Alors, comment pouvons-nous faire changer les choses ?
En 2014, plus de 500 enfants tués et un territoire assiégé encore plus détruit n’ont pas entraîné de condamnation et de pression internationale significative sur Israël. Aucune sanction significative n’a été renforcée ou même imposée. Les diplomates israéliens n’ont pas été expulsés au niveau international, et Israël n’a pas été retiré des principaux traités commerciaux.

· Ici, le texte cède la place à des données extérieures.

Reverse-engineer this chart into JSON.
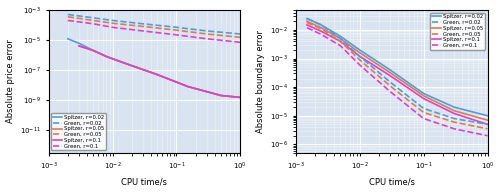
{
  "background_color": "#d9e4f0",
  "fig_bg": "#ffffff",
  "left_ylabel": "Absolute price error",
  "right_ylabel": "Absolute boundary error",
  "xlabel": "CPU time/s",
  "xlim": [
    0.001,
    1.0
  ],
  "left_ylim": [
    3e-13,
    0.001
  ],
  "right_ylim": [
    5e-07,
    0.05
  ],
  "colors": {
    "r002": "#4d9de0",
    "r005": "#e07b4d",
    "r01": "#e040c8"
  },
  "legend_entries": [
    {
      "label": "Spitzer, r=0.02",
      "color": "#4d9de0",
      "ls": "solid"
    },
    {
      "label": "Green, r=0.02",
      "color": "#4d9de0",
      "ls": "dashed"
    },
    {
      "label": "Spitzer, r=0.05",
      "color": "#e07b4d",
      "ls": "solid"
    },
    {
      "label": "Green, r=0.05",
      "color": "#e07b4d",
      "ls": "dashed"
    },
    {
      "label": "Spitzer, r=0.1",
      "color": "#e040c8",
      "ls": "solid"
    },
    {
      "label": "Green, r=0.1",
      "color": "#e040c8",
      "ls": "dashed"
    }
  ],
  "left_spitzer_r002_x": [
    0.002,
    0.003,
    0.005,
    0.008,
    0.015,
    0.05,
    0.15,
    0.5,
    1.0
  ],
  "left_spitzer_r002_y": [
    1.2e-05,
    6e-06,
    2e-06,
    8e-07,
    3e-07,
    5e-08,
    8e-09,
    2e-09,
    1.5e-09
  ],
  "left_spitzer_r005_x": [
    0.003,
    0.005,
    0.008,
    0.015,
    0.05,
    0.15,
    0.5,
    1.0
  ],
  "left_spitzer_r005_y": [
    4e-06,
    2e-06,
    8e-07,
    3e-07,
    5e-08,
    8e-09,
    2e-09,
    1.5e-09
  ],
  "left_spitzer_r01_x": [
    0.003,
    0.005,
    0.008,
    0.015,
    0.05,
    0.15,
    0.5,
    1.0
  ],
  "left_spitzer_r01_y": [
    4e-06,
    2e-06,
    8e-07,
    3e-07,
    5e-08,
    8e-09,
    2e-09,
    1.5e-09
  ],
  "left_green_r002_x": [
    0.002,
    0.005,
    0.01,
    0.03,
    0.1,
    0.3,
    1.0
  ],
  "left_green_r002_y": [
    0.0005,
    0.0003,
    0.0002,
    0.00012,
    7e-05,
    4e-05,
    2.5e-05
  ],
  "left_green_r005_x": [
    0.002,
    0.005,
    0.01,
    0.03,
    0.1,
    0.3,
    1.0
  ],
  "left_green_r005_y": [
    0.00035,
    0.0002,
    0.00013,
    8e-05,
    4.5e-05,
    2.5e-05,
    1.5e-05
  ],
  "left_green_r01_x": [
    0.002,
    0.005,
    0.01,
    0.03,
    0.1,
    0.3,
    1.0
  ],
  "left_green_r01_y": [
    0.0002,
    0.00012,
    7e-05,
    4e-05,
    2.2e-05,
    1.2e-05,
    7e-06
  ],
  "right_spitzer_r002_x": [
    0.0015,
    0.0025,
    0.005,
    0.01,
    0.03,
    0.1,
    0.3,
    1.0
  ],
  "right_spitzer_r002_y": [
    0.025,
    0.015,
    0.006,
    0.002,
    0.0004,
    6e-05,
    2e-05,
    1e-05
  ],
  "right_spitzer_r005_x": [
    0.0015,
    0.0025,
    0.005,
    0.01,
    0.03,
    0.1,
    0.3,
    1.0
  ],
  "right_spitzer_r005_y": [
    0.02,
    0.012,
    0.005,
    0.0016,
    0.00032,
    5e-05,
    1.5e-05,
    7e-06
  ],
  "right_spitzer_r01_x": [
    0.0015,
    0.0025,
    0.005,
    0.01,
    0.03,
    0.1,
    0.3,
    1.0
  ],
  "right_spitzer_r01_y": [
    0.015,
    0.009,
    0.004,
    0.0012,
    0.00025,
    4e-05,
    1.2e-05,
    5e-06
  ],
  "right_green_r002_x": [
    0.0015,
    0.0025,
    0.005,
    0.01,
    0.03,
    0.1,
    0.3,
    1.0
  ],
  "right_green_r002_y": [
    0.025,
    0.015,
    0.005,
    0.0012,
    0.00015,
    1.8e-05,
    8e-06,
    5e-06
  ],
  "right_green_r005_x": [
    0.0015,
    0.0025,
    0.005,
    0.01,
    0.03,
    0.1,
    0.3,
    1.0
  ],
  "right_green_r005_y": [
    0.018,
    0.011,
    0.004,
    0.0009,
    0.00011,
    1.3e-05,
    6e-06,
    3.5e-06
  ],
  "right_green_r01_x": [
    0.0015,
    0.0025,
    0.005,
    0.01,
    0.03,
    0.1,
    0.3,
    1.0
  ],
  "right_green_r01_y": [
    0.012,
    0.007,
    0.0028,
    0.0006,
    7e-05,
    8e-06,
    3.5e-06,
    2e-06
  ]
}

Cependant, la guerre de mai - peut-être parce qu’elle a été largement documentée - a provoqué une vague de protestations dans le monde entier. Même le New York Times a fait un geste historique en publiant les photos de tous les enfants palestiniens tués par les forces israéliennes pendant leurs attaques.
Pourtant, la situation à Gaza ne s’améliorera pas d’elle-même.
Sans pression sur le gouvernement israélien et les États-Unis, son principal soutien en termes d’aide militaire et de blocage des résolutions de l’ONU, il est difficile d’imaginer que quelque chose s’améliore pour les enfants de Gaza. Le nouveau Premier ministre israélien, Naftali Bennet, rencontre Joe Biden cette semaine pour discuter de la poursuite de la coopération entre les deux pays.
Ce dont Gaza a besoin, c’est du contraire de cette coopération. La bonne nouvelle dans cette sombre situation est qu’au lieu de nous sentir dépassés, nous pouvons prendre un certain nombre de mesures. Nous les prenons pour que, pour reprendre les termes du Secrétaire général des Nations unies, la vie des enfants de Gaza cesse de ressembler à un enfer sur Terre.